I love the idea of cities allowing zoning for this kind of alternate living, it makes sense and it’s eco-friendly as well as budget friendly. I read that one northwestern city has 0% unemployment but homelessness is skyrocketing. Why? People work there but can’t afford the housing prices.
Anyway, in my week-off Youtube browsing bonanza I found this video of a tiny home the man built in a silo. It’s a little over 300 sf and it’s contemporary, stylish, functional, and adheres to the tiny home notion. It should be noted that the couple who own and live in it abide in Phoenix and they do make use of the outdoors for much of their living space. The shower is outside as is a lounge area. But I did spot a daybed in the circular home and the bedroom is aloft but accessed by a circular staircase, not a ladder.

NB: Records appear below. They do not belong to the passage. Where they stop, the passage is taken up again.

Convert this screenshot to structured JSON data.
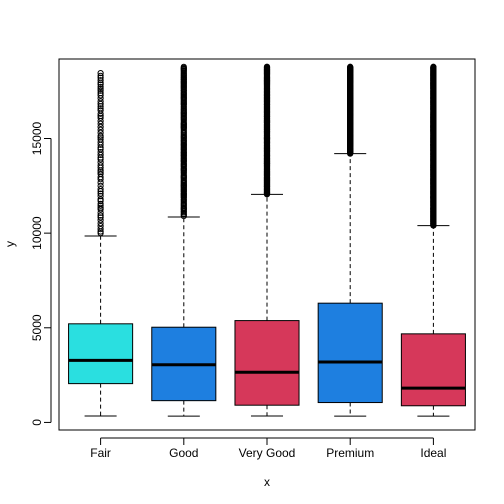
{
  "chart_data": {
    "type": "box",
    "xlabel": "x",
    "ylabel": "y",
    "ylim": [
      -400,
      19200
    ],
    "yticks": [
      0,
      5000,
      10000,
      15000
    ],
    "grid": false,
    "legend": "none",
    "categories": [
      "Fair",
      "Good",
      "Very Good",
      "Premium",
      "Ideal"
    ],
    "boxes": [
      {
        "category": "Fair",
        "color": "#2ADFE0",
        "min": 340,
        "q1": 2050,
        "median": 3280,
        "q3": 5210,
        "whisker_high": 9850,
        "outliers_from": 10000,
        "outliers_to": 18600,
        "outlier_density": "sparse"
      },
      {
        "category": "Good",
        "color": "#1E7FE0",
        "min": 330,
        "q1": 1150,
        "median": 3050,
        "q3": 5030,
        "whisker_high": 10850,
        "outliers_from": 10900,
        "outliers_to": 18800,
        "outlier_density": "medium"
      },
      {
        "category": "Very Good",
        "color": "#D6385A",
        "min": 340,
        "q1": 910,
        "median": 2650,
        "q3": 5380,
        "whisker_high": 12050,
        "outliers_from": 12050,
        "outliers_to": 18800,
        "outlier_density": "dense"
      },
      {
        "category": "Premium",
        "color": "#1E7FE0",
        "min": 330,
        "q1": 1050,
        "median": 3190,
        "q3": 6300,
        "whisker_high": 14200,
        "outliers_from": 14200,
        "outliers_to": 18800,
        "outlier_density": "dense"
      },
      {
        "category": "Ideal",
        "color": "#D6385A",
        "min": 330,
        "q1": 880,
        "median": 1810,
        "q3": 4680,
        "whisker_high": 10400,
        "outliers_from": 10400,
        "outliers_to": 18800,
        "outlier_density": "dense"
      }
    ]
  }
}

Which reminds me, my first apartment in University was a small place that had a galley kitchen, tiny living room, and a loft bedroom accessed by a circular staircase. I guess I’ve always liked living tiny.
Here is an article about the silo tiny home, and a short video.
Tomorrow I plan to head into the city of Athens to Small Business Saturday at Avid Bookshop for their Book Swap. From 2-3 pm, if you bring a bag of books and have $3, (which puts you into a raffle for a prize) you can browse others’ books and they can browse yours. You can take back home any books that aren’t chosen or leave them for a donation to a charity they fund. Win-win!
So that has been my week of aesthetic pursuits- renovations of alternate living spaces, alternate and creative land use, and design!